Using a binomial coefficient will get you an exact answer. (aCb)P(b)^b(1-P(b))^(a-b) Where a is the amount of kills, b is the number of drops, C is the choose function, and P(b) is the probability of a drop. If you are looking for a large amount of trials this gets tricky since a lot of calculators can’t handle it.

It is incidentally very unlikely that an item that drops with probability p (with distinct trials independent, of course) will drop exactly Np times over N trials, right on the nose.
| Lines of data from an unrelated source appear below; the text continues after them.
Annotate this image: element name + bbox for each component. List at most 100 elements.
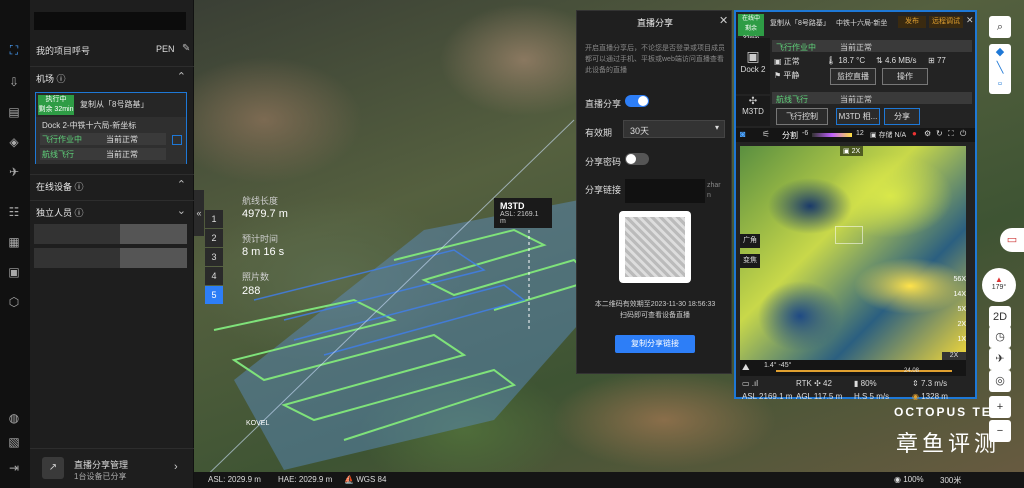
copy-link-button[interactable]: 复制分享链接 [615,335,695,353]
waypoint-item[interactable]: 4 [205,267,223,285]
device-panel: 在线中剩余 32min 复制从「8号路基」 中铁十六局-新坐 发布 远程调试 ✕… [734,10,977,401]
publish-button[interactable]: 发布 [898,16,926,28]
draw-tools-icon[interactable]: ◆ ╲ ▫ [989,44,1011,94]
locate-icon[interactable] [172,135,182,145]
operate-button[interactable]: 操作 [882,68,928,85]
m3td-marker-label[interactable]: M3TD ASL: 2169.1 m [494,198,552,228]
settings-sliders-icon[interactable]: ⚟ [762,129,770,140]
compass[interactable]: ▲ 179° [982,268,1016,302]
drone-device-tile[interactable]: ✣ M3TD [736,96,770,126]
vertical-speed: ⇕ 7.3 m/s [912,379,948,388]
project-panel: 我的项目呼号 PEN ✎ 机场 ⓘ ⌃ 执行中 剩余 32min 复制从「8号路基」… [30,0,194,488]
zoom-level-option[interactable]: 2X [946,321,966,336]
map-layers-icon[interactable]: ◈ [5,134,23,150]
search-icon[interactable]: ⌕ [989,16,1011,38]
close-icon[interactable]: ✕ [966,15,974,26]
asl-readout: ASL 2169.1 m [742,392,793,401]
locate-icon[interactable]: ◎ [989,370,1011,392]
logout-icon[interactable]: ⇥ [5,460,23,476]
album-icon[interactable]: ▣ [5,264,23,280]
thermal-video-feed[interactable]: ▣ 2X 广角 变焦 56X 14X 5X 2X 1X 2X [740,146,966,360]
qr-code [619,211,691,283]
zoom-level-option[interactable]: 5X [946,306,966,321]
record-icon[interactable]: ● [912,129,917,138]
zoom-level-option[interactable]: 56X [946,276,966,291]
task-status-badge: 执行中 剩余 32min [38,95,74,115]
validity-select[interactable]: 30天 ▾ [623,120,725,138]
waypoint-item[interactable]: 3 [205,248,223,266]
globe-icon[interactable]: ◍ [5,410,23,426]
dock-status-right: 当前正常 [106,135,138,144]
dock-net-speed: ⇅ 4.6 MB/s [876,56,917,65]
waypoint-item[interactable]: 5 [205,286,223,304]
camera-button[interactable]: M3TD 相... [836,108,880,125]
remote-debug-button[interactable]: 远程调试 [929,16,963,28]
calendar-icon[interactable]: ▦ [5,234,23,250]
search-box[interactable] [34,12,186,30]
model-icon[interactable]: ⬡ [5,294,23,310]
power-icon[interactable]: ⏻ [960,129,966,139]
project-icon[interactable]: ⛶ [5,42,23,58]
info-icon: ⓘ [74,182,84,192]
waypoint-item[interactable]: 2 [205,229,223,247]
live-manage-sub: 1台设备已分享 [74,472,127,481]
share-button[interactable]: 分享 [884,108,920,125]
live-share-toggle[interactable] [625,95,649,107]
place-label: KOVEL [246,420,270,427]
dropdown-arrow-icon: ▾ [714,123,719,132]
agl-readout: AGL 117.5 m [796,392,843,401]
media-icon[interactable]: ⇩ [5,74,23,90]
zoom-level-option[interactable]: 14X [946,291,966,306]
drone-status: 航线飞行 [42,150,74,159]
fullscreen-icon[interactable]: ⛶ [948,129,954,139]
files-icon[interactable]: ▤ [5,104,23,120]
view-2d-button[interactable]: 2D [989,306,1011,328]
dock-section-header[interactable]: 机场 ⓘ ⌃ [30,66,194,88]
close-icon[interactable]: ✕ [719,14,728,27]
gear-icon[interactable]: ⚙ [924,129,931,138]
flight-route-icon[interactable]: ✈ [5,164,23,180]
timeline-track [776,370,952,372]
live-share-label: 直播分享 [585,99,622,109]
task-plan-icon[interactable]: ☷ [5,204,23,220]
airplane-icon[interactable]: ✈ [989,348,1011,370]
distance-readout: ◉ 1328 m [912,392,948,401]
zoom-lens-button[interactable]: 变焦 [740,254,760,268]
zoom-box[interactable]: 2X [942,352,966,360]
dock-card[interactable]: 执行中 剩余 32min 复制从「8号路基」 Dock 2-中铁十六局-新坐标 飞… [35,92,187,164]
message-icon[interactable]: ▭ [1000,228,1024,252]
refresh-icon[interactable]: ↻ [936,129,943,138]
zoom-level-option[interactable]: 1X [946,336,966,351]
collapse-panel-button[interactable]: « [194,190,204,236]
monitor-live-button[interactable]: 监控直播 [830,68,876,85]
zoom-out-icon[interactable]: − [989,420,1011,442]
zoom-in-icon[interactable]: + [989,396,1011,418]
share-icon: ↗ [42,457,64,479]
info-icon: ⓘ [56,74,66,84]
rtk-info: RTK ✣ 42 [796,379,832,388]
share-link-field[interactable] [625,179,705,203]
status-scale: 300米 [940,476,962,485]
qr-expire-text: 本二维码有效期至2023-11-30 18:56:33 [594,301,716,308]
camera-icon[interactable]: ◙ [740,129,745,139]
device-status-badge: 在线中剩余 32min [738,14,764,42]
waypoint-item[interactable]: 1 [205,210,223,228]
online-devices-header[interactable]: 在线设备 ⓘ ⌃ [30,174,194,196]
live-share-management[interactable]: ↗ 直播分享管理 1台设备已分享 › [30,448,194,488]
wide-lens-button[interactable]: 广角 [740,234,760,248]
est-time-value: 8 m 16 s [242,246,285,258]
personnel-row[interactable] [34,224,187,244]
dock-device-tile[interactable]: ▣ Dock 2 [736,38,770,94]
time-icon[interactable]: ◷ [989,326,1011,348]
password-toggle[interactable] [625,153,649,165]
personnel-header[interactable]: 独立人员 ⓘ ⌄ [30,200,194,222]
drone-status-right: 当前正常 [106,150,138,159]
est-time-label: 预计时间 [242,234,279,244]
left-nav-rail: ⛶ ⇩ ▤ ◈ ✈ ☷ ▦ ▣ ⬡ ◍ ▧ ⇥ [0,0,30,488]
docs-icon[interactable]: ▧ [5,434,23,450]
flight-control-button[interactable]: 飞行控制 [776,108,828,125]
timeline-value: 24.08 [904,368,920,374]
edit-icon[interactable]: ✎ [182,43,190,54]
personnel-row[interactable] [34,248,187,268]
camera-mode[interactable]: 分割 [782,130,798,141]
Indeed, the expected value of |D - Np|, where D is the number of drops, grows on the order of sqrt(N). But precisely because of that, we can see that the expected value of |D/N - p| is on the order of 1/sqrt(N), and thus approaches 0. To put it plainly, it’s very unlikely that you’ll achieve D = N*p right on the nose, but it’s very likely that the ratio of drops to trials is very close to p (for large N, of course).

Speaking of which, with large numbers of trials, as always, the central limit theorem kicks in, and you can model it with a bell curve. As N increases, the probability distribution of number of drops approaches that of a bell curve with mean Np and standard deviation sqrt(p(1-p)*N). Snarky_Kong gives the exact answer, which is the binomial distribution, but that’s much more difficult to compute exactly for large N and the bell curve approximation will be very very good anyway.

Incidentally, I’m not sure why you indicate P(b) as a function of b. What did you mean by that? This formula only works when the probability of a drop is unvarying, and thus P will be a constant.

I should clarify that the bell curve approximation is only useful for estimating the probability that the proportion of drops to kills will fall within a particular nontrivial interval (e.g., between 30% and 60%). If you try to estimate the probability that the proportion will equal some particular number exactly, it’ll tell you 0, since, well, that is what the probability approaches as the number of kills increases.

Or, to be blunt about it,

No, the probability of this happening actually approaches 0 (for the ratio of drops to kills to exactly equal the drop probability), except when the drop probability is 0 or 1, of course. The long-run evening out does not cause the ratio to tend to exactly equal the drop probability; rather, it causes the ratio to tend to be very close (closer and closer) to the drop probability, despite extremely probably not being exactly equal.

(That exact equality isn’t eventually reached and maintained is obvious enough, when you think about it, from the fact that the number of kills usually isn’t an integer multiple of the drop probability anyway… though the actual deviation from exact equality will generally be more than such quantization forces. Like I said above, the absolute difference between the number of drops and the expected number of drops grows on the order of the square root of the number of kills)

Ah, I just meant that it was the probability of that event occurring. In this case P(b)=1/400

Ever heard of exponential notation? :rolleyes:

Or significant figures?

Ah, I see now. I was confused by the fact that you were using “b” to indicate both the number of drops and the event of a drop. But it’s all good now.